Having dilated on the intellectual and normative foundations and the framework of an Islamic political order, Mawdudi compared the post-rightly guided caliphate period with the ideal contained in the Quran and the Tradition. He finds certain obvious deviations from the ideal. Making a departure from the romantic and traditionalist interpretation of history enforced at the intellectual level by Shibli Numani (1847-1914) in his classic “al-Mamun” (1887), Mawdudi applies principles of historical criticism in understanding the causes of transition from the caliphate to monarchy. Source criticism in the Islamic intellectual tradition had been the feature of the Muslim scholars from early days, encouraged by the Prophet himself. However, the romantic approach in history and conservative traditionalism did not encourage intellectuals to develop a critique of the monarchial period of the after-fall caliphate.
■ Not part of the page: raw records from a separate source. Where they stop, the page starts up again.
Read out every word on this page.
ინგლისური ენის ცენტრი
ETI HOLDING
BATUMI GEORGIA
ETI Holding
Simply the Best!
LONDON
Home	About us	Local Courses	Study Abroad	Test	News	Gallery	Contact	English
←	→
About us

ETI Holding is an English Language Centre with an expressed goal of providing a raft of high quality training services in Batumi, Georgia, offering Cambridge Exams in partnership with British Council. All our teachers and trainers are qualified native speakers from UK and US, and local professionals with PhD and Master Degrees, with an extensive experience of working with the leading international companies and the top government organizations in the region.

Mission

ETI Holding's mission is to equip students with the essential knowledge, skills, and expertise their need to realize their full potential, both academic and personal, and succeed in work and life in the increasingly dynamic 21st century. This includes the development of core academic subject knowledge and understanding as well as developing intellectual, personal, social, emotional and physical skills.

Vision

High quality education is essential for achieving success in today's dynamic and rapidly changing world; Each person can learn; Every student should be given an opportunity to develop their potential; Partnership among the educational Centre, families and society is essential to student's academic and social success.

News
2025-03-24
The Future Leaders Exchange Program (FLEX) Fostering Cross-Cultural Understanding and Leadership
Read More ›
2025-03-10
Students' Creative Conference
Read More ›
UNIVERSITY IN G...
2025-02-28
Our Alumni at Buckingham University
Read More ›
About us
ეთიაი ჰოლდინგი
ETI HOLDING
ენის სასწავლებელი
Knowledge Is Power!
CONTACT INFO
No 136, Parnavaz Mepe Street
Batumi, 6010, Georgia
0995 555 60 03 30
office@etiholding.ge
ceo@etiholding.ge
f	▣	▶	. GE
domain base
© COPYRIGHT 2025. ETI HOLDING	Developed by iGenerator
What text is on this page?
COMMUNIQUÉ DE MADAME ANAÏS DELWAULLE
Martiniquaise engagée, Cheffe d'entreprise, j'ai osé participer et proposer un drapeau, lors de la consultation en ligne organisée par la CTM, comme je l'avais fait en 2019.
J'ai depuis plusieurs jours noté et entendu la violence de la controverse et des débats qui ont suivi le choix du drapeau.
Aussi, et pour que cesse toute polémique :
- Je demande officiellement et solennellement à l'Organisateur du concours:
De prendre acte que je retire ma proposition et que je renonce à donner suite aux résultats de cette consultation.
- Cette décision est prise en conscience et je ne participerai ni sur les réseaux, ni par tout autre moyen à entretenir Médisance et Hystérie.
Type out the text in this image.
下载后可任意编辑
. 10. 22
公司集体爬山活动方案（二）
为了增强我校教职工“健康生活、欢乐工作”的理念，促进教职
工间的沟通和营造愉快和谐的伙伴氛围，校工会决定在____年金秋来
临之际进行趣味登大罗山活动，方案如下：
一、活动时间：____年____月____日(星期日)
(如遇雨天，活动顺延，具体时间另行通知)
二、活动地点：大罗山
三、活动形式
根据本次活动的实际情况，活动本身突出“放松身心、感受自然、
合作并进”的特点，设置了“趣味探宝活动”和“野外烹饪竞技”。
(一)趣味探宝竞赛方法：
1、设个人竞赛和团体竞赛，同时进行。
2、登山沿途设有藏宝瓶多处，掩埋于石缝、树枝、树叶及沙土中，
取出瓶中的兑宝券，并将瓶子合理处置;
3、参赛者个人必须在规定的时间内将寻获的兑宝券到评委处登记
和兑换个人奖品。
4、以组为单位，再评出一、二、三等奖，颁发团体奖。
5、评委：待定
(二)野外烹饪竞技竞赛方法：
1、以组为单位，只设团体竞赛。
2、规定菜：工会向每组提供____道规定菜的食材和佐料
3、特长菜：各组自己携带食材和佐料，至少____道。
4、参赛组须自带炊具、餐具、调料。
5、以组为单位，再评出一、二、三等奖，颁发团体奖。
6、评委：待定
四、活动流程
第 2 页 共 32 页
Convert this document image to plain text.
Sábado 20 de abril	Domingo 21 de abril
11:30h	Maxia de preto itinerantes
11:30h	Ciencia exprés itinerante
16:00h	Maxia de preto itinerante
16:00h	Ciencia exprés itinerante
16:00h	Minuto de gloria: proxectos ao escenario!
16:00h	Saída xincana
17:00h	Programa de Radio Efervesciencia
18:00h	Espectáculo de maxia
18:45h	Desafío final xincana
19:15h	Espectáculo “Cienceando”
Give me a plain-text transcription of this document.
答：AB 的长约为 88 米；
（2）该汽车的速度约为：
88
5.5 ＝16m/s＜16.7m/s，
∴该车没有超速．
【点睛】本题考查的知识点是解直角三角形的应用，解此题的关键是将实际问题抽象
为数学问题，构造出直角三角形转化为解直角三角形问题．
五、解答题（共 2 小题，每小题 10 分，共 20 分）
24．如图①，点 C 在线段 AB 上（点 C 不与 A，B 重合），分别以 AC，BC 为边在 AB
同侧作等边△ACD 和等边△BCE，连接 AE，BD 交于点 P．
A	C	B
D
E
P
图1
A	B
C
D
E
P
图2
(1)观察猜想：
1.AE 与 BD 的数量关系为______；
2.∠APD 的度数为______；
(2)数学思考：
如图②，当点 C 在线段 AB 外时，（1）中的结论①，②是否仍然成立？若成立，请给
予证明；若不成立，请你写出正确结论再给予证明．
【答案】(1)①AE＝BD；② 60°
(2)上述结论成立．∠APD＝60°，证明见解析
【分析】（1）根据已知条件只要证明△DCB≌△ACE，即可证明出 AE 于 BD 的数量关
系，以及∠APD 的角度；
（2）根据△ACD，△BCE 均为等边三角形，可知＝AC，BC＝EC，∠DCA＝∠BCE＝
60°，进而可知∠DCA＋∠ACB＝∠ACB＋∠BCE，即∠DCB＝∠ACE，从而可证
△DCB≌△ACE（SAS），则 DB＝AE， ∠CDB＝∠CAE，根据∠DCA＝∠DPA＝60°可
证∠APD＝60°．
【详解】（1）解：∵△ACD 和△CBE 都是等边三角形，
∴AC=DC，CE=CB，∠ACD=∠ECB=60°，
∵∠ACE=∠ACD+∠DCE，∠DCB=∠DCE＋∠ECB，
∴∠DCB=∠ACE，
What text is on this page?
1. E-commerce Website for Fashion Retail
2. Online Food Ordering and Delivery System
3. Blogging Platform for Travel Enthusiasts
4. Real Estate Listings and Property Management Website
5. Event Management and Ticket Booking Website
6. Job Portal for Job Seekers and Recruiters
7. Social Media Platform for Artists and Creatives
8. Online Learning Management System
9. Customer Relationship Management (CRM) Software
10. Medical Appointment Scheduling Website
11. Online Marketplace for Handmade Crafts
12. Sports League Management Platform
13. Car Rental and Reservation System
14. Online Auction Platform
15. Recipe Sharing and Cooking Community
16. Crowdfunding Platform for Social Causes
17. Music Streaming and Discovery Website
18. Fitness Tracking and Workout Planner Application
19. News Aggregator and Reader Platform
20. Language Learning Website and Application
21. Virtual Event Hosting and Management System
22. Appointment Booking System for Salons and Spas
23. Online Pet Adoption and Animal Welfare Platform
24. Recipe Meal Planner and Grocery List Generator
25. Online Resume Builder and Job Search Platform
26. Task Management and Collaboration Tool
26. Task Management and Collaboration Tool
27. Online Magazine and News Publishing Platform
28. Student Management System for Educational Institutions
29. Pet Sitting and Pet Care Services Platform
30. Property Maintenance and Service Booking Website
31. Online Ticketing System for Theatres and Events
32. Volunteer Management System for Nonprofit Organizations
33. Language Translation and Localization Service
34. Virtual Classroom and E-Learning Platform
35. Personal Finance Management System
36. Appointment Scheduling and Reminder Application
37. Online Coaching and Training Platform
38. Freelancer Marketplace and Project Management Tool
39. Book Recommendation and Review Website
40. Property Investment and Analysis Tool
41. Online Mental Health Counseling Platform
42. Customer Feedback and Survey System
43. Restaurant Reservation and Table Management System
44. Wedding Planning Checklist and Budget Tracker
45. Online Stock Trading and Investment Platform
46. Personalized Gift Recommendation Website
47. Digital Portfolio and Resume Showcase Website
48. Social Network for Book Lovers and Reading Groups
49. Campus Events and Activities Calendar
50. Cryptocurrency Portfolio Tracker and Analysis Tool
Mawdudi became critical, however with respect for such personalities, of their policies and decisions which became instrumental in changing the course of events and the trend of society. He based his analysis on the touchstone of the truth provided by the Quran and the Tradition.
This critical work highlights causes and reasons for the transition from ideal to the incidental, which shows a departure from certain basic norms such as decision making done on the principle of Council lead decision making which is direct election of the ruler based on capability and qualifications and not on hereditary succession and public accountability of the expenditure of funds. Despite the preceding three shortcomings, independence of judiciary and the institutions of -legal opinion- and -judicial edicts- and -schools- were practically engines of change thanks to their ongoing practice of independent jurisprudence in various areas of life which helps in broadening the application of Law in economy, social and financial matters as well as in art and architecture.
The social norms, economic practices, family system and personal law, inheritance law, evidence law, as prescribed by the Quran and the Tradition continued to operate even under the greatest usurpers of political power. This peculiar situation resulted into a legal dilemma for the jurists. Even scholars like Ibn Taymiyah (1263-1328) hesitated in endorsing rebellion against a Muslim ruler who may have obvious weakness but who maintians public prayers and takes care of the people’s welfare.
The issue became more complex with the political decline, disintegration of Muslim political authority and rise of European imperialism in the eighteenth and nineteenth centuries. The oppressive colonisers, who in the secular European tradition imposed secular laws on Muslim lands, replaced the Muslim rulers. The abolition of the Ottoman caliphate turned out to be the last blow to the concept of the global Islamic state and Muslim community.
The new challenge was perhaps no less serious than the earlier one. The basic issues at conceptual and applied levels though were not completely new, the European secular model concentrated on the people’s sovereignty along with the final authority of the crown or the President in certain cases. The source of law for the European nations was mainly the pronouncement of the crown or customary law in which their religious scriptures had practically no role to play. The distribution of power in the legislative bodies was based on secular principles and on show of hands. Morality was important but confined to personal realms.
For the Muslims, the pain of colonisation added to the already existing concern and desire to revive the Muslim caliphate. The colonisers were generally considered more undesirable than the corrupt Muslims rulers were. EMERGENCE of movements for restoration of Islamic political order was therefore a natural phenomenon in the length and breadth of the Muslims world during this period.